ドイツを代表する川と言えば、多くはライン川を思い浮かべると思います。
そして、それを裏付けるかのように、旅行会社に行けば「ライン川の古城巡り」をメインとするパンフレットが幾つも目に入ります。

一方で、ヨーロッパを代表する川と言えばドナウ川ですが、その源がドイツであるということをご存知ない方が多くいらっしゃいます。
これは、たぶん「ドナウ川=オーストリア(ウィーン)」というイメージが、強烈なインパクトとして頭の中に残っているからでしょう。
実際は、ハンガリー、ルーマニア、スロバキア、セルビア、ブルガリアなど、その流域は十数カ国を数え、最終的には黒海に注ぎ出ています。

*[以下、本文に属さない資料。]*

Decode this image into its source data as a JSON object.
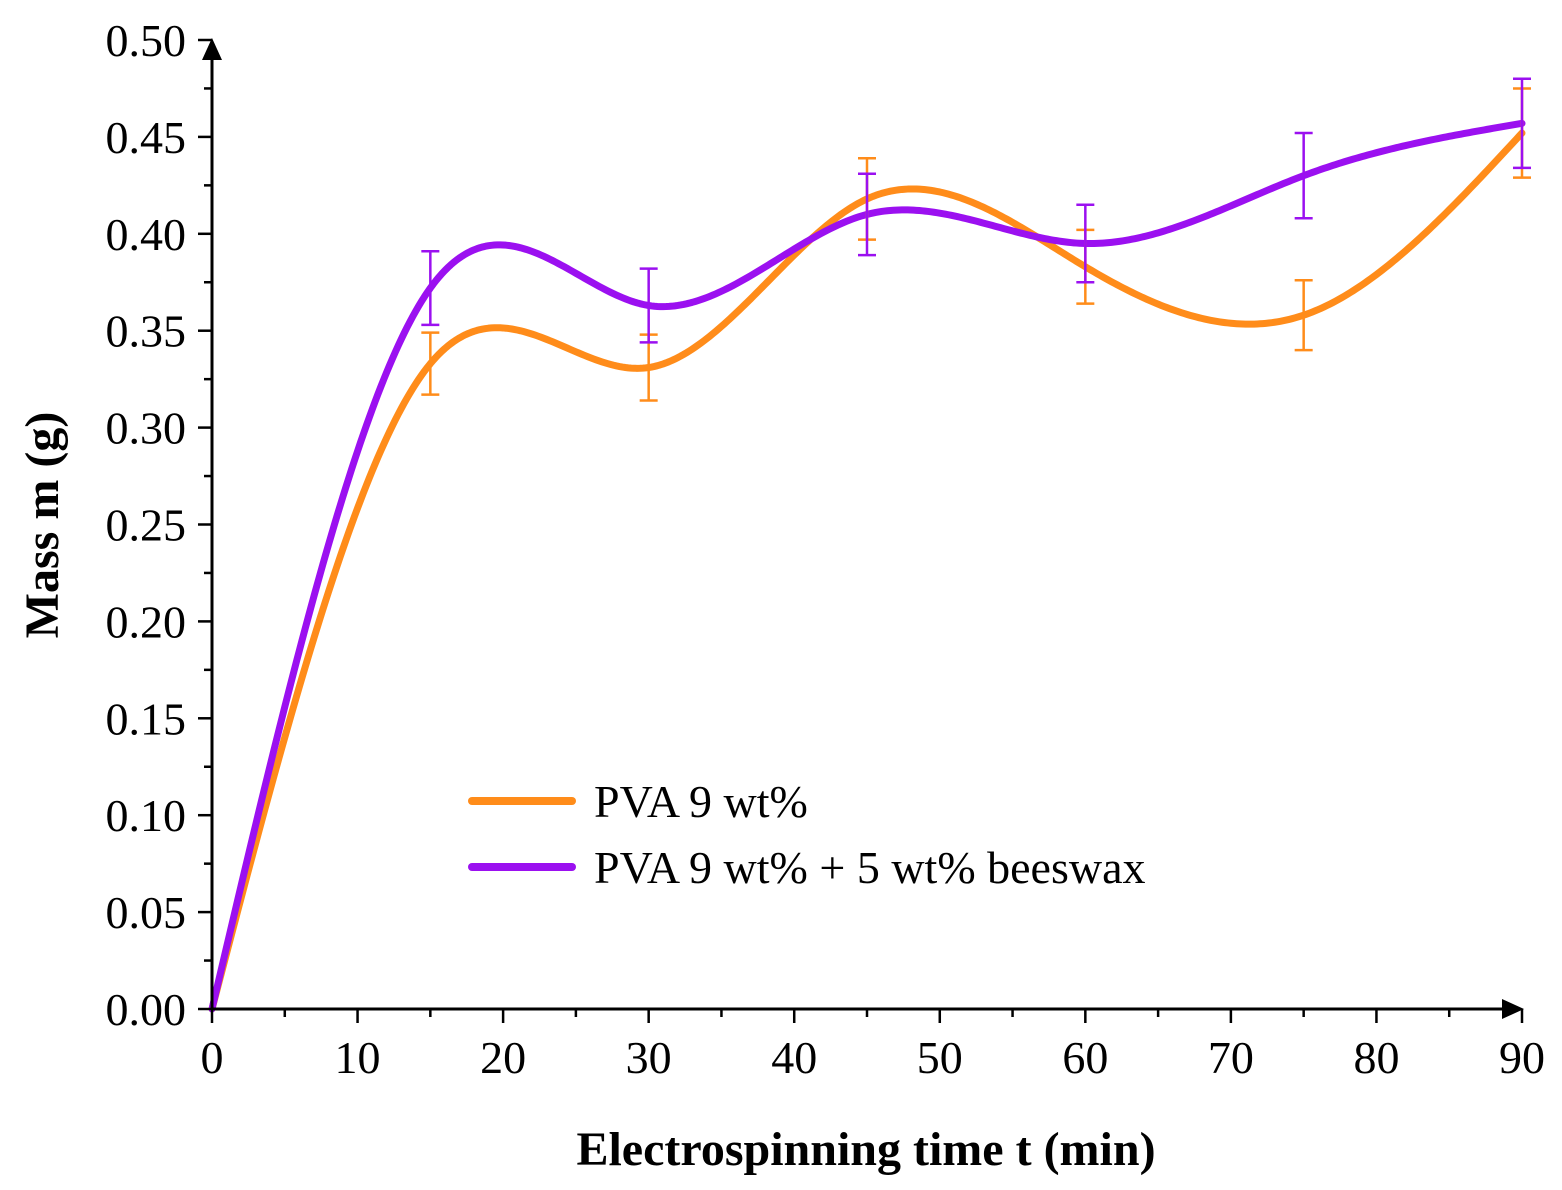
{
  "chart_data": {
    "type": "line",
    "title": "",
    "xlabel": "Electrospinning time t (min)",
    "ylabel": "Mass m (g)",
    "xlim": [
      0,
      90
    ],
    "ylim": [
      0,
      0.5
    ],
    "x_ticks": [
      "0",
      "10",
      "20",
      "30",
      "40",
      "50",
      "60",
      "70",
      "80",
      "90"
    ],
    "y_ticks": [
      "0.00",
      "0.05",
      "0.10",
      "0.15",
      "0.20",
      "0.25",
      "0.30",
      "0.35",
      "0.40",
      "0.45",
      "0.50"
    ],
    "grid": false,
    "legend_position": "bottom-center",
    "series": [
      {
        "name": "PVA 9 wt%",
        "color": "#ff8c1a",
        "x": [
          0,
          15,
          30,
          45,
          60,
          75,
          90
        ],
        "values": [
          0.0,
          0.333,
          0.331,
          0.418,
          0.383,
          0.358,
          0.452
        ],
        "error": [
          0,
          0.016,
          0.017,
          0.021,
          0.019,
          0.018,
          0.023
        ]
      },
      {
        "name": "PVA 9 wt% + 5 wt% beeswax",
        "color": "#9b10f0",
        "x": [
          0,
          15,
          30,
          45,
          60,
          75,
          90
        ],
        "values": [
          0.0,
          0.372,
          0.363,
          0.41,
          0.395,
          0.43,
          0.457
        ],
        "error": [
          0,
          0.019,
          0.019,
          0.021,
          0.02,
          0.022,
          0.023
        ]
      }
    ]
  }
}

ドイツの主要河川は、北へ向いて北海へと流れ出ますが、ドナウ川だけは東へ流れ、他の川とは反対方向へ向かっています。
そうしたことも、ドイツとドナウ川が結びつかない一因になっているのでしょう。

さて、下の切手ですが、ドイツが1992年に発行した「マイン・ドナウ運河」記念切手で、わかりやすく言うと「マイン川とドナウ川を結ぶ運河の完成記念」。

ドナウ川については先ほど話したので、マイン川についてですが、この川はライン川の支流とだけ覚えておいてください。
そして、ドナウ川、マイン川、マイン・ドナウ運河の関係を地図上に示したのが下の図で、矢印は川の方向を示しています。

先ほど話したように、ドイツ領内のドナウ川は東へと流れオーストリアに入ってしまいます。
となると、ドナウ川は水運という視点からは、ドイツにとっては全くの役立たず。

「マイン・ドナウ運河」が計画されたのは1921年のことでしたが、途中、戦争の影響で中断があり、完成したのが1992年でした。
運河の全長は171km。
運河の完成により、ドイツ領内ドナウ川流域の物資を、ドイツ国内向けに運ぶ事が可能になったほか、黒海ードナウ川ーマイン・ドナウ運河ーマイン川ーライン川ー北海というヨーロッパ縦断水路が完成したことになります。
このため、通称「ヨーロッパ運河」とも呼ばれています。